A very sharp controversy is now being waged by the scholars of Denmark and Schleswig. The Danes resort to philology in order to prove the right of their country to extend its government over the Germans of that Duchy, and the other party meet their onslaught with weapons equally keen, drawn also from the arsenals of dictionaries and grammars. The best of the quarrel hitherto seems to be on the side of the Schleswigers, whose great champion is one Herr Clement, a man of as much learning as talent. In a recent essay, he establishes that the original inhabitants of Schleswig were not Danes but Angles, or Frieslanders, essentially the same race as the original Saxon stock of England.
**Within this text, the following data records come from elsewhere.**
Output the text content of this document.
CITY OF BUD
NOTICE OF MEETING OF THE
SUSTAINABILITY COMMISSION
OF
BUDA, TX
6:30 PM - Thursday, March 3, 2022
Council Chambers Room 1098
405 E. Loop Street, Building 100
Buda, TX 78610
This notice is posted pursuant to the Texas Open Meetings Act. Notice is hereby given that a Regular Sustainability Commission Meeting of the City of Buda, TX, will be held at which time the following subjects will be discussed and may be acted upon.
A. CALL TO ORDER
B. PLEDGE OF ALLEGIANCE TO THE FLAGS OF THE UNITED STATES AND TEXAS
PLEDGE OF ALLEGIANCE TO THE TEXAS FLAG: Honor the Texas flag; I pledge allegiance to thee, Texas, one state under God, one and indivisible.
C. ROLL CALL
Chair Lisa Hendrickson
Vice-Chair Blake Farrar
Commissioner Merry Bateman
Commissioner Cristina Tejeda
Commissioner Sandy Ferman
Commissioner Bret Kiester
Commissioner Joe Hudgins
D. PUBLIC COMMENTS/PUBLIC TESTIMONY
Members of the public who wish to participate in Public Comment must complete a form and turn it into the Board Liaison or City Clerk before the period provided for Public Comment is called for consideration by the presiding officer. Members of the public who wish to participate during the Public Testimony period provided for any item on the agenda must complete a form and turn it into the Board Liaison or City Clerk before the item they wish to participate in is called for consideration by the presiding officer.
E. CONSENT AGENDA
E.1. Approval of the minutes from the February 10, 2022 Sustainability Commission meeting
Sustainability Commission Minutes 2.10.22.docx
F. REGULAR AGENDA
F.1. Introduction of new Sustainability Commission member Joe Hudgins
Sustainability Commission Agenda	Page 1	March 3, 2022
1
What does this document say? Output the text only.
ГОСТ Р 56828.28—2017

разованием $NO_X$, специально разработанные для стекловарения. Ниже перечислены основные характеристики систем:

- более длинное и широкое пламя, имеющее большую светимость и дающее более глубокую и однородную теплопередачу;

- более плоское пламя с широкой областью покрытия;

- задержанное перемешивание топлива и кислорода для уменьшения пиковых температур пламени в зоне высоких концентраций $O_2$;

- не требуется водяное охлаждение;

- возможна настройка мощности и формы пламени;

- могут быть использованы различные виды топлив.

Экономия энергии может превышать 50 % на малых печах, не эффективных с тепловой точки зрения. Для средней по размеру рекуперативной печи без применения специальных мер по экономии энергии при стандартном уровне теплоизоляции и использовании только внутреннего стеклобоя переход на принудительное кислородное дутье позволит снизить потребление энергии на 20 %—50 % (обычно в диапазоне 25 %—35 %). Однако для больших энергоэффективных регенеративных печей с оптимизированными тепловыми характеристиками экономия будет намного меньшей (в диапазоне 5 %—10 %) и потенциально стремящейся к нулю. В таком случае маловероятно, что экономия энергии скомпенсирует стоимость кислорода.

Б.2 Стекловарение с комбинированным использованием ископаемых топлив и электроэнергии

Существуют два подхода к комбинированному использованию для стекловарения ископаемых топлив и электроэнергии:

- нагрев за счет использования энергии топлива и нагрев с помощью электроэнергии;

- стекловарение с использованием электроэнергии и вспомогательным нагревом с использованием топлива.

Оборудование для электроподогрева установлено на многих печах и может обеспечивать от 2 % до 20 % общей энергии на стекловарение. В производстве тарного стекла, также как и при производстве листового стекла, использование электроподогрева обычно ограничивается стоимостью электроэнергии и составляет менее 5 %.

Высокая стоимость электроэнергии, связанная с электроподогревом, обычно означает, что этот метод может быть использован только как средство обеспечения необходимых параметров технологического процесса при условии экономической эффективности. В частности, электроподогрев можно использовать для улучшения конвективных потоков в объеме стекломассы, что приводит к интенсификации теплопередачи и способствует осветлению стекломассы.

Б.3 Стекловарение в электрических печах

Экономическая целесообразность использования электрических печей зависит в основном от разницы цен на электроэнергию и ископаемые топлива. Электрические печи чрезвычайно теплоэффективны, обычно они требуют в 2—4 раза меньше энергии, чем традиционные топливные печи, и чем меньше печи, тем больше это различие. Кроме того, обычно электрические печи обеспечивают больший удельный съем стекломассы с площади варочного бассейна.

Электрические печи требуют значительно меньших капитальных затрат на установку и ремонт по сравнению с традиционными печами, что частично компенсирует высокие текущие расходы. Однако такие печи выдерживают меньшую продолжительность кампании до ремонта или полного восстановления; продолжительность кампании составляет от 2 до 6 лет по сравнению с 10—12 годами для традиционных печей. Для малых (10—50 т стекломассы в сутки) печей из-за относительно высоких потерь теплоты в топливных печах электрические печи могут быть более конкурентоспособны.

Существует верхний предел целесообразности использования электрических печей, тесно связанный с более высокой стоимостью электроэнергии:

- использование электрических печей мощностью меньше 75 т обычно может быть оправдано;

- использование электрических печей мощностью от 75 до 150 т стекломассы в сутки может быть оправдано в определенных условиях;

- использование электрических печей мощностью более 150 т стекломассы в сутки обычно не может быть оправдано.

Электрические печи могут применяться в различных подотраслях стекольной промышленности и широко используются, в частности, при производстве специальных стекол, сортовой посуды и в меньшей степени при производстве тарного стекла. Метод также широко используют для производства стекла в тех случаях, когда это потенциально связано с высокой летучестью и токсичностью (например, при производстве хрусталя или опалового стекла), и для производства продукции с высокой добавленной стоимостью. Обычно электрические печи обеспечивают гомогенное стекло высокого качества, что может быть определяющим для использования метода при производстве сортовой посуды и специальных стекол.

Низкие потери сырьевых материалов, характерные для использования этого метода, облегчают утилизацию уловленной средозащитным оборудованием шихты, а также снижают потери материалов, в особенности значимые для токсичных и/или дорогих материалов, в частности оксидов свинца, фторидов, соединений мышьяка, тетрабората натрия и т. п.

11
In illustration of this doctrine he adduces an immense list of names of places which are the same in Schleswig and England—as, for instance, Ripen and Ripon, Ellum and Elham, Rödding and Reading, Meldorp and Milthorp, Wilstrup and Wilthorpe, &c., &c. This essay will probably be expanded into a book.


The German critics are discussing with high encomiums a volume of poems by Annette von Droste, a deceased poetess of Westphalia. It is entitled Das Religiöse Jahr (The Religious Year), and is inspired with that absolute devotion which lends so great a charm to the poems of Montgomery, the Moravians, and the mystical writers generally.


Byron's Manfred, with musical accompaniments, by R. Schumann, is about to be produced at the Weimar theatre.


Jahn, the well-known Leipsic professor, is engaged in writing a life of Beethoven.